For Maxine Mimms, now 89, watching older African women changed her relationship to aging. In America, Mimms said, older people are “conveniently dependent” and spend a lot of time complaining. In Kenya, elders are not accommodated when they board a bus or walk long distances. Yet they don’t complain. In fact, many live with joy. Mimms says elders are “inconveniently independent,” suggesting that this might be a better model for aging here as well.

On her trips, Mimms learned to roll with inconveniences like bouncing over large potholes while riding on buses. Yet in so doing, she experienced her own joy. She made permanent friends. Mimms says, “Kenya is what is helping me live in America.” For her, the most important gift of the missions was personal growth. Cultural Reconnection “caused me to live longer. It gave me life. It’s what has kept me alive.”

Even today, when she can no longer travel to Africa, Africa lives in her. In Kenya, she says, “I reclaimed myself.”

Sally Fox is a coach, speaker, podcaster, and owner of Engaging Presence, a firm that helps individuals and organizations develop and share their best brand stories. She is currently working on a book about finding your creative work in the third act of life. Find her blog at engagingpresence.com and listen to her podcasts at 3rdActMagazine.com.

Discussion

  1. Victoria;

    Such an honor to see this story on Cultural Reconnection which for those of us on the Vision and Planning Team has been our heart work for almost two decades. And to think this article was born out of a conversation between Sally Fox and me during our photo shoot with you in Sodo. Thank you for such consistent excellence in portraying the vibrant lives of us baby boomers!

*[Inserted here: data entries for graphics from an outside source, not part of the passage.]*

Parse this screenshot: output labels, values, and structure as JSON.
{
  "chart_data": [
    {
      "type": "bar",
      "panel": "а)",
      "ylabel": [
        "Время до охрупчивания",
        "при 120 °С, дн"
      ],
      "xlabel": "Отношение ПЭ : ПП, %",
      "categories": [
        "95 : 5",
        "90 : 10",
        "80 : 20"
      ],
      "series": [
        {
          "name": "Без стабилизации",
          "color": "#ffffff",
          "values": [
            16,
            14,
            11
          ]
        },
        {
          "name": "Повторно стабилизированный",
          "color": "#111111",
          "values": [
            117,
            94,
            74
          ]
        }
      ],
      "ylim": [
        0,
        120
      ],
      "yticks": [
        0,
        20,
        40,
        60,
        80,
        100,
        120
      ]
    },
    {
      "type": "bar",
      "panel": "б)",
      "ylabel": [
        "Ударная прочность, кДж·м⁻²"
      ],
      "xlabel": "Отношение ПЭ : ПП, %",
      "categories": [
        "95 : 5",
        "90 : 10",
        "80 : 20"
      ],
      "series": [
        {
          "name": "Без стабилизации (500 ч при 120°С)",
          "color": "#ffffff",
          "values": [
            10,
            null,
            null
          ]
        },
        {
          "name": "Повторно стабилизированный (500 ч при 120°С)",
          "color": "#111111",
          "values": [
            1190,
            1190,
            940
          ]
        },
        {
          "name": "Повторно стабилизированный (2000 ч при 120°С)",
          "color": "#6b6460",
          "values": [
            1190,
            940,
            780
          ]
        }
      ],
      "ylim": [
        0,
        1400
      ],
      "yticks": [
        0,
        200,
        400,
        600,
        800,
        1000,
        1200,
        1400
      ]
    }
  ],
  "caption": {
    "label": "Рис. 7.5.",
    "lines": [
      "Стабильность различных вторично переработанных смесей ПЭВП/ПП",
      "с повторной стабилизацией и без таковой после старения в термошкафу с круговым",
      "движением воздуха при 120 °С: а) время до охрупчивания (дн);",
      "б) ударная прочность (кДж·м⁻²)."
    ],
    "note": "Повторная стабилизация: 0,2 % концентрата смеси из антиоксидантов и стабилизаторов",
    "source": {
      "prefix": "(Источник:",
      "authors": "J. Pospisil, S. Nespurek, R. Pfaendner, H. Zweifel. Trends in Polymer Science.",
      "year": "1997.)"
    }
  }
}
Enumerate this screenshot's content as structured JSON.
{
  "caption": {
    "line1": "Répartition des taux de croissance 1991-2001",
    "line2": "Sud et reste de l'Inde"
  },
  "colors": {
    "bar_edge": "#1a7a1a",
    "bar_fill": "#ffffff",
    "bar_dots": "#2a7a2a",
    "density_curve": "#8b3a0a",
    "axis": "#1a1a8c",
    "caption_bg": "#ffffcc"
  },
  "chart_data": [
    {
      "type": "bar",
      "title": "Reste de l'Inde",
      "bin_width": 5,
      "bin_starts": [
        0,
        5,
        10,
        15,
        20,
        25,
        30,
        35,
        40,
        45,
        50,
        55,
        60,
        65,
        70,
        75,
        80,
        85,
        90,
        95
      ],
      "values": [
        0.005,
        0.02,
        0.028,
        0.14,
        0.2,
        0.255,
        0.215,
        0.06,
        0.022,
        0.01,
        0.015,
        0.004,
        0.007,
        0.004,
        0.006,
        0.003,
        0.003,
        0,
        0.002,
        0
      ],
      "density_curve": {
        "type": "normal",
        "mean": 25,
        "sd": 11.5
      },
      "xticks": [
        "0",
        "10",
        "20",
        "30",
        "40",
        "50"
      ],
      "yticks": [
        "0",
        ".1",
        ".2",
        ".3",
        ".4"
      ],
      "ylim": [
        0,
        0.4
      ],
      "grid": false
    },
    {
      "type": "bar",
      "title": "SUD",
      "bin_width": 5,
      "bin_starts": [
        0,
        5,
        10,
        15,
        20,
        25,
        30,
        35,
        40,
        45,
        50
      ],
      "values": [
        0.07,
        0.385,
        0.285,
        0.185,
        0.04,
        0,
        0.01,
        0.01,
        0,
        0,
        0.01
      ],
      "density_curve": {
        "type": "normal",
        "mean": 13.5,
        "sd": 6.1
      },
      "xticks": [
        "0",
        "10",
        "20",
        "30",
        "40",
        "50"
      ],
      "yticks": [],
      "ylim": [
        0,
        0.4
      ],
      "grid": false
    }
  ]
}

  2. LueRachelle Brim-Atkins

    Beautifully written, Sally, and your article captures the spirit of Cultural Reconnection! Thank you for telling our story so well!

  3. I am Kenyan American. In early 2000 had the privilege of travelling with my lovely sisters.
    Every time that my sisters wowed I was given a chance to rediscover my motherland viewing via their lenses.
    A definite positive life changing journey.